Yesterday, I finished an absolutely fantastic book entitled Between a Rock and a Hard Place, and is the memoir of Aron Ralston. You may remember Aron as the very experienced outdoorsman that got trapped by a boulder while canyoneering in the Utah desert about 3 hours from Moab.
This is a very well written and eloquenty told story about the 6 days that he spent trapped by that boulder and strength shown in the face of that adversity, including the thought process that ultimately led to his decision to amputate his own hand for freedom.
The amount of detail that has been put into this story is amazing. Amazing not only that it can be recalled after such a harrowing experience, but also, because we get to see what happens to the human body as it slowly starts dying. My favorite paragraph in the book was Aron’s realization of what hell is.

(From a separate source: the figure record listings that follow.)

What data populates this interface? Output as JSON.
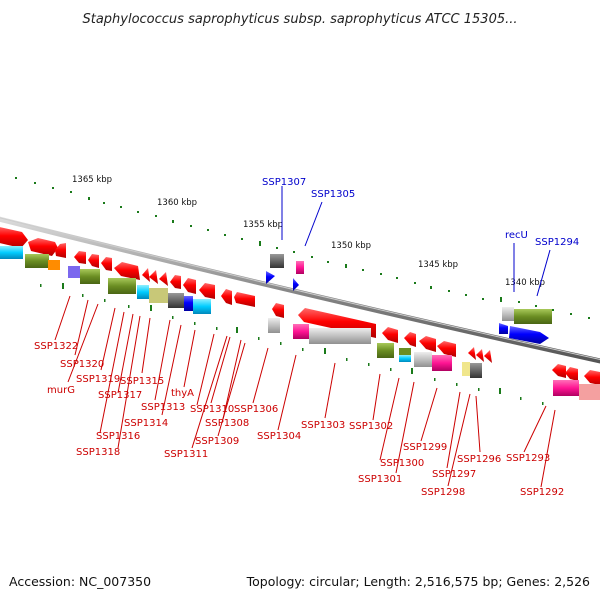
{
  "title": "Staphylococcus saprophyticus subsp. saprophyticus ATCC 15305...",
  "footer": {
    "accession": "Accession: NC_007350",
    "summary": "Topology: circular; Length: 2,516,575 bp; Genes: 2,526"
  },
  "colors": {
    "forward_gene": "#ff0000",
    "reverse_gene": "#ff0000",
    "backbone": "#888888",
    "tick": "#1a7a1a",
    "label_red": "#cc0000",
    "label_blue": "#0000cc"
  },
  "scale": {
    "ticks": [
      "1365 kbp",
      "1360 kbp",
      "1355 kbp",
      "1350 kbp",
      "1345 kbp",
      "1340 kbp"
    ]
  },
  "labels_top": [
    "SSP1307",
    "SSP1305",
    "recU",
    "SSP1294"
  ],
  "labels_bottom": [
    "SSP1322",
    "SSP1320",
    "murG",
    "SSP1319",
    "SSP1315",
    "SSP1317",
    "SSP1313",
    "thyA",
    "SSP1314",
    "SSP1310",
    "SSP1306",
    "SSP1316",
    "SSP1308",
    "SSP1318",
    "SSP1309",
    "SSP1311",
    "SSP1304",
    "SSP1303",
    "SSP1302",
    "SSP1299",
    "SSP1300",
    "SSP1296",
    "SSP1293",
    "SSP1301",
    "SSP1297",
    "SSP1298",
    "SSP1292"
  ]
}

In the piercing brutality of the night, I repeatedly escape into trances, but they melt from my memory the moment I return to the canyon. If heaven turns out to be as comfortable as the trances, then what I return to in the canyon is nothing short of hell. Hell is conventionally portrayed as a crowded, infernally hot place – Milton’s Pandemonium – ruled by a horned devil overseeing the torture of lost souls. I know better now. Hell is indeed a deep, chthonic hole, but hot? No. It is a bitterly dark and unbearably cold place of lonely solitude, an arctic prison without a warden and but one abandoned inmate, forsaken even by the supposed ringleader of the underworld. There is no other spiritual energy, good or evil, on which to project love or hatred. There is only one emotion in hell: unmitigated despair wrapped in abject loneliness.
What an astounding use of words. I could not help re-reading that paragraph several times, and each time I felt more and more the gravity of his situation and the feelings that he was experiencing. This is a fantastic story about Aron’s incredible will to live and clearly shows the strength of the human spirit.
It was tough for me to start reading this book, because typically, as memoirs go they tend to be poorly written, especially when a ghost writer is not used. Michael J. Fox’s Lucky Man is one that I found to be an exception to this.
After getting started, I was amazed by the fact that this was written by Aron, without a ghost writer. Sure, its a little technical, but to his credit, he does include a glossary at the end that includes defintions for some of the mountaineering terms used throughout the book.
I will absolutely recommend this book to anyone, and am certainly looking forward to reading it again and again especially for inspiration.